Muradova had joined RFE/RL's Turkmen Service as an Ashgabat correspondent in 2006.

She filed reports about the hardships ordinary people faced in the energy-rich Central Asian country.

She also worked for the Turkmen Helsinki Foundation (THF), a Europe-based independent organization that monitors and reports on Turkmenistan's human rights abuses.

Muradova was arrested along with two other activists -- her brother Sapardurdy Khajiev and journalist Annakurban Amanklychev -- as well as her three children. Her children were released two weeks later.

Muradova, Khajiev, and Amanklychev were initially accused of espionage. But at a closed trial on August 25, 2006, they were sentenced to up to seven years in prison on charges of illegally possessing ammunition.

Rights groups have condemned the charges as a baseless, politically motivated ploy to punish the trio for their work.

A memorial to slain journalists in Bayeux, France, which includes the name of RFE/RL correspondent Ogulsapar Muradova. (file photo)

Amanklychev and Khajiev went on to serve their full sentences. But Muradova's family learned on September 13 that she had died in prison. Her body was returned to the family the following day.

Turkmen officials first claimed Muradova had committed suicide. Later, they changed their story and said she had died from natural causes.

But relatives of Muradova who saw her body say there was a deep wound on her forehead and a dark mark around her neck that could be consistent with strangling.

They also said open wounds and bruises on her hands and legs suggested she'd been tortured.

Speaking on condition of anonymity, a Turkmen law-enforcement official said in late in 2006 that Muradova died from torture at the hands of National Security Ministry officers who interrogated her.

Muradova had been kept incommunicado after her trial and her family didn't even know where she was being held.

It wasn't until 10 years later, in December 2016, that the government revealed Muradova died in Owadan-depe Prison, a remote maximum-security facility in the Karakum Desert.

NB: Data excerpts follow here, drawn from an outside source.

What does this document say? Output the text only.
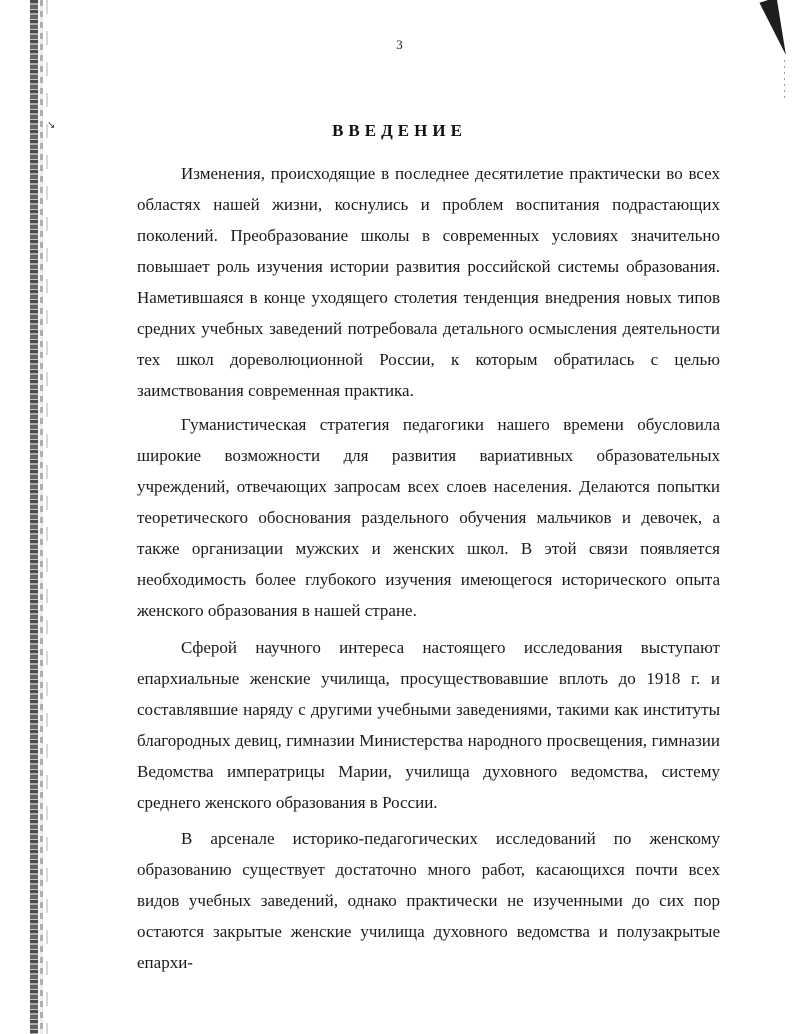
↘
3
ВВЕДЕНИЕ

Изменения, происходящие в последнее десятилетие практически во всех областях нашей жизни, коснулись и проблем воспитания подрастающих поколений. Преобразование школы в современных условиях значительно повышает роль изучения истории развития российской системы образования. Наметившаяся в конце уходящего столетия тенденция внедрения новых типов средних учебных заведений потребовала детального осмысления деятельности тех школ дореволюционной России, к которым обратилась с целью заимствования современная практика.

Гуманистическая стратегия педагогики нашего времени обусловила широкие возможности для развития вариативных образовательных учреждений, отвечающих запросам всех слоев населения. Делаются попытки теоретического обоснования раздельного обучения мальчиков и девочек, а также организации мужских и женских школ. В этой связи появляется необходимость более глубокого изучения имеющегося исторического опыта женского образования в нашей стране.

Сферой научного интереса настоящего исследования выступают епархиальные женские училища, просуществовавшие вплоть до 1918 г. и составлявшие наряду с другими учебными заведениями, такими как институты благородных девиц, гимназии Министерства народного просвещения, гимназии Ведомства императрицы Марии, училища духовного ведомства, систему среднего женского образования в России.

В арсенале историко-педагогических исследований по женскому образованию существует достаточно много работ, касающихся почти всех видов учебных заведений, однако практически не изученными до сих пор остаются закрытые женские училища духовного ведомства и полузакрытые епархи-
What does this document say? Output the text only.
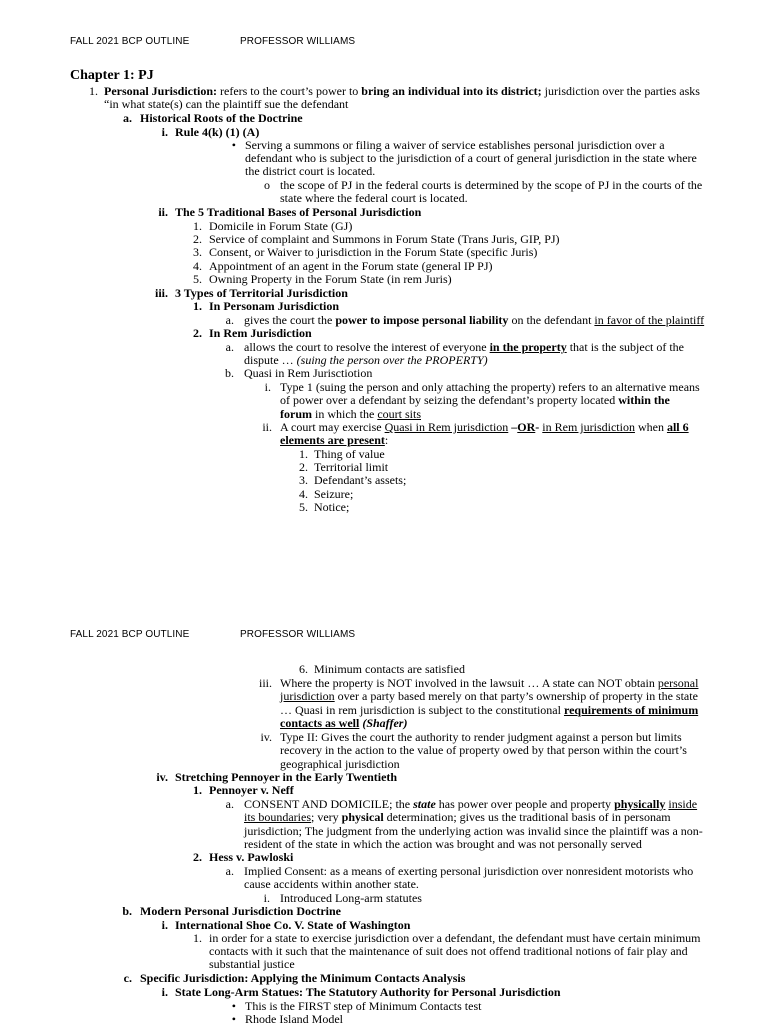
FALL 2021 BCP OUTLINE	PROFESSOR WILLIAMS
Chapter 1: PJ
1. Personal Jurisdiction: refers to the court’s power to bring an individual into its district; jurisdiction over the parties asks
“in what state(s) can the plaintiff sue the defendant
a. Historical Roots of the Doctrine
i. Rule 4(k) (1) (A)
• Serving a summons or filing a waiver of service establishes personal jurisdiction over a
defendant who is subject to the jurisdiction of a court of general jurisdiction in the state where
the district court is located.
o the scope of PJ in the federal courts is determined by the scope of PJ in the courts of the
state where the federal court is located.
ii. The 5 Traditional Bases of Personal Jurisdiction
1. Domicile in Forum State (GJ)
2. Service of complaint and Summons in Forum State (Trans Juris, GIP, PJ)
3. Consent, or Waiver to jurisdiction in the Forum State (specific Juris)
4. Appointment of an agent in the Forum state (general IP PJ)
5. Owning Property in the Forum State (in rem Juris)
iii. 3 Types of Territorial Jurisdiction
1. In Personam Jurisdiction
a. gives the court the power to impose personal liability on the defendant in favor of the plaintiff
2. In Rem Jurisdiction
a. allows the court to resolve the interest of everyone in the property that is the subject of the
dispute … (suing the person over the PROPERTY)
b. Quasi in Rem Jurisctiotion
i. Type 1 (suing the person and only attaching the property) refers to an alternative means
of power over a defendant by seizing the defendant’s property located within the
forum in which the court sits
ii. A court may exercise Quasi in Rem jurisdiction –OR- in Rem jurisdiction when all 6
elements are present:
1. Thing of value
2. Territorial limit
3. Defendant’s assets;
4. Seizure;
5. Notice;
FALL 2021 BCP OUTLINE	PROFESSOR WILLIAMS
6. Minimum contacts are satisfied
iii. Where the property is NOT involved in the lawsuit … A state can NOT obtain personal
jurisdiction over a party based merely on that party’s ownership of property in the state
… Quasi in rem jurisdiction is subject to the constitutional requirements of minimum
contacts as well (Shaffer)
iv. Type II: Gives the court the authority to render judgment against a person but limits
recovery in the action to the value of property owed by that person within the court’s
geographical jurisdiction
iv. Stretching Pennoyer in the Early Twentieth
1. Pennoyer v. Neff
a. CONSENT AND DOMICILE; the state has power over people and property physically inside
its boundaries; very physical determination; gives us the traditional basis of in personam
jurisdiction; The judgment from the underlying action was invalid since the plaintiff was a non-
resident of the state in which the action was brought and was not personally served
2. Hess v. Pawloski
a. Implied Consent: as a means of exerting personal jurisdiction over nonresident motorists who
cause accidents within another state.
i. Introduced Long-arm statutes
b. Modern Personal Jurisdiction Doctrine
i. International Shoe Co. V. State of Washington
1. in order for a state to exercise jurisdiction over a defendant, the defendant must have certain minimum
contacts with it such that the maintenance of suit does not offend traditional notions of fair play and
substantial justice
c. Specific Jurisdiction: Applying the Minimum Contacts Analysis
i. State Long-Arm Statues: The Statutory Authority for Personal Jurisdiction
• This is the FIRST step of Minimum Contacts test
• Rhode Island Model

Owadan-depe Prison is where Turkmen authorities hold political prisoners and those arrested on religious extremism charges.

Nothing Has Changed

In a landmark announcement in 2018, the UN Human Rights Committee (OHCHR) held that the government in Ashgabat was responsible for Muradova's death.

SEE ALSO: RFE/RL, HRW Welcome UN Finding On Turkmen Activist's Death In 2006

The OHCHR said Muradova had been "arbitrarily detained" because of her journalistic and human rights activities.

It accused Turkmenistan's government of failing to conduct an effective investigation into the allegations of torture and her death in custody.

The OHCHR urged Ashgabat to launch a prompt and impartial investigation. It also ordered Ashgabat to provide Muradova's family with a full account of its investigation -- including her autopsy report, copies of trial transcripts, and court verdicts.

Nevertheless, there still has never been a probe by Turkmen authorities into what happened to Muradova while she was in their custody.

Meanwhile, little has changed regarding the Turkmen government's treatment of journalists and human rights activists.

Ashgabat continues to clamp down on its critics, stifle free speech, and severely restrict people's rights and freedoms.

Rachel Denber

Fifteen years on, "correspondents for RFE/RL and other [independent] publications have to work at a great risk for themselves and their families," says Rachel Denber, HRW's deputy director for Europe and Central Asia.

"We still see the government putting pressure on the journalists' relatives in an attempt to silence them or force them to abandon their work," Denber told RFE/RL.

Denber said HRW remains committed to seeking justice for Muradova.

"I would like to tell [Muradova's children] that we haven't forgotten their mother, and we haven't forgotten them," Denber said. "We will continue to fight to bring to justice those who were responsible for Muradova's death."